Arme Teufel

Ein Wochenende im katholischen Polen: Karol Wojtyla, der polnische Papst Johannes Paul II., soll heilig gesprochen werden, so hieß es am Samstag. Und tags drauf kommen zu einem Exorzisten 58.000 Gläubige ins Warschauer Stadion.
Was sagte wohl der polnische Philosoph Leszek Kolakowski heute?

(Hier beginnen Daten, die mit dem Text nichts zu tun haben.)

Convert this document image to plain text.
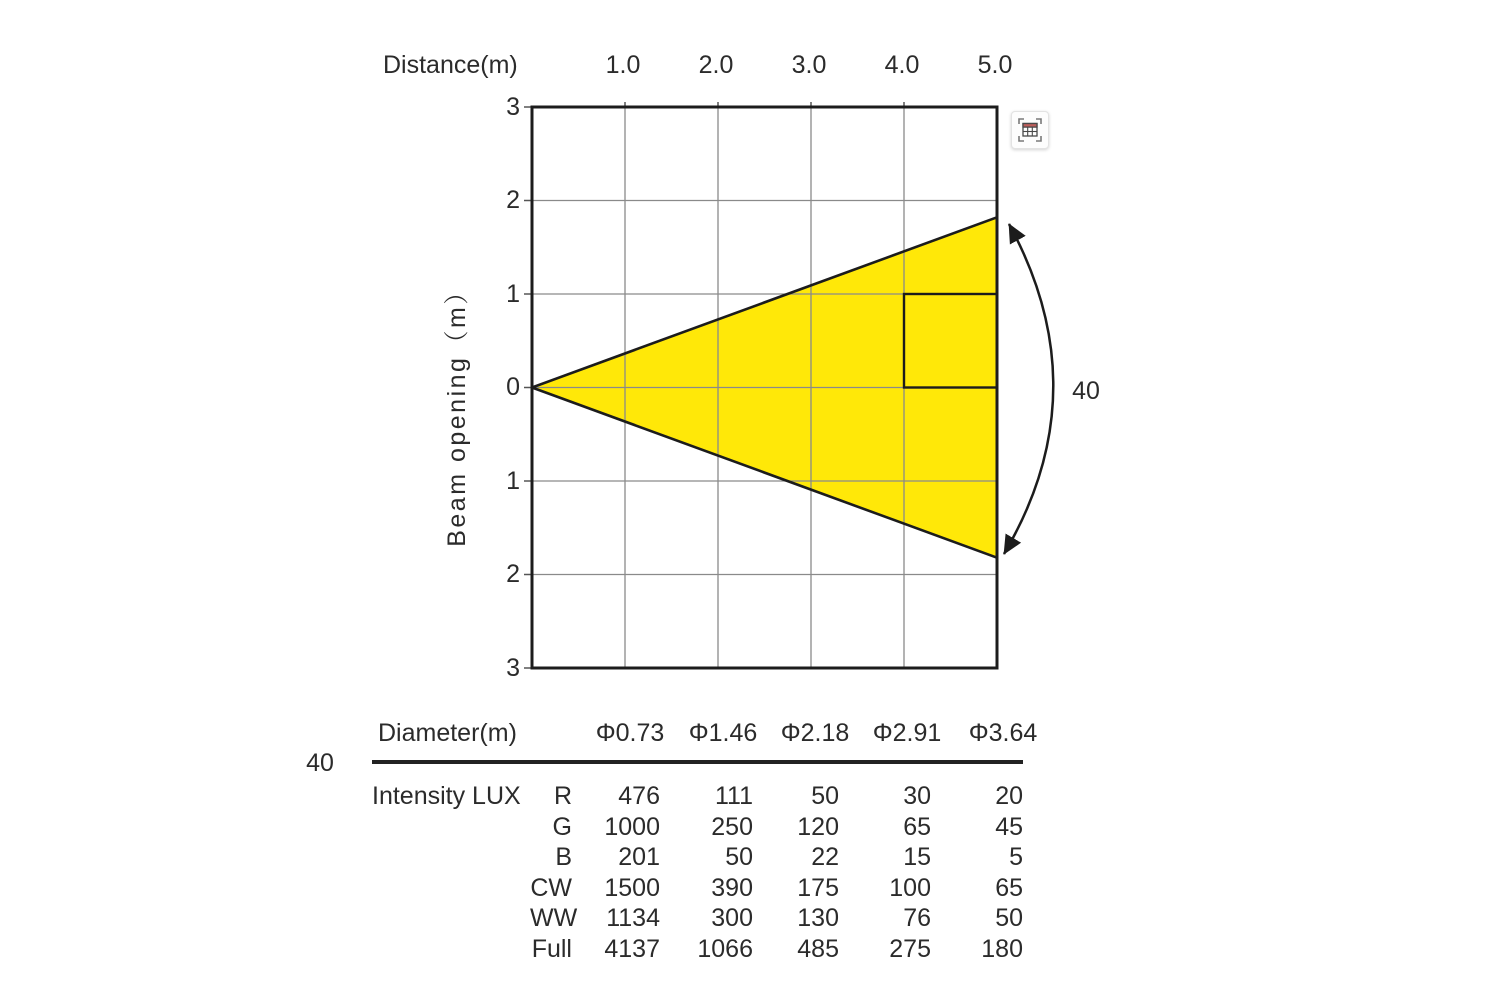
Distance(m)	1.0	2.0	3.0	4.0	5.0
3
2
1
0
1
2
3
Beam opening（m）	40
40
Diameter(m)	Φ0.73 Φ1.46 Φ2.18 Φ2.91	Φ3.64
Intensity LUX	R	476	111	50	30	20
G	1000	250	120	65	45
B	201	50	22	15	5
CW	1500	390	175	100	65
WW	1134	300	130	76	50
Full	4137	1066	485	275	180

Er, ein Meister des Zweifels, den Jürgen Habermas einst für den Adorno-Lehrstuhl in Frankfurt ins Gespräch gebracht hatte, hat vor fünfzig Jahren ein Stück geschrieben, voller Hintersinn, das „Stenogramm einer Pressekonferenz, die der Dämon am 20. 12. 1963 in Warschau abgehalten hat“. Darin stellt sich der Teufel vor: „Sie haben aufgehört, an mich zu glauben, meine Herren, gewiss, ich weiß davon, ich weiß es, aber es lässt mich kalt. Ob Sie an mich glauben oder nicht, es bleibt einzig und allein Ihre Sache. Haben Sie mich verstanden, meine Herren? Es ist mir maßlos gleichgültig, so gleichgültig, wie nur irgendetwas … Dass Sie meine Existenz leugnen, das tut meiner Eitelkeit keinen Abbruch und zwar einfach deswegen, weil ich absolut nicht eitel bin. Weil ich nicht die Absicht habe, von Ihnen für besser gehalten zu werden, als ich bin, ja nicht einmal so wie ich tatsächlich bin. Ich will ich selbst sein, weiter nichts. Ihr Unglaube berührt keinen einzigen meiner Wünsche. Sie sind alle erfüllt. Es kommt mir nicht auf die Anerkennung meiner Existenz an, für mich ist nur das eine wichtig – dass das Werk der Vernichtung nicht stockt. Zuweilen stimmen mich die Ursachen dieses Unglaubens nachdenklich. Nun ja, es ist ganz einfach, die Sache fesselt für einen kurzen Augenblick mein Interesse. Ich betrachte Ihren jämmerlichen Skeptizismus etwa auf die gleiche Art, wie sie eine Spinne beobachten, die an der Wand entlang kriecht. Mich macht die Unbedenklichkeit stutzig, mit der Sie Ihren Glauben fahren lassen und ich überlege mir, wie es kommt, dass immer und in jedem Fall ich das erste Opfer bin, sobald der Unglaube um sich zu greifen beginnt. ,Opfer‘, so etwas sagt man so leicht dahin. In Wahrheit bin ich weder ein Opfer, noch trifft es zu, dass ich falle. Oh nein, ich falle gewiss nicht und doch nimmt der Unglaube in mir seinen Anfang. Den Teufel wird man am leichtesten los, dann kommen die Engel, dann die Dreieinigkeit und schließlich Gott.“ (Leszek Kolakowski, Gespräche mit dem Teufel, München 1968, 66f.)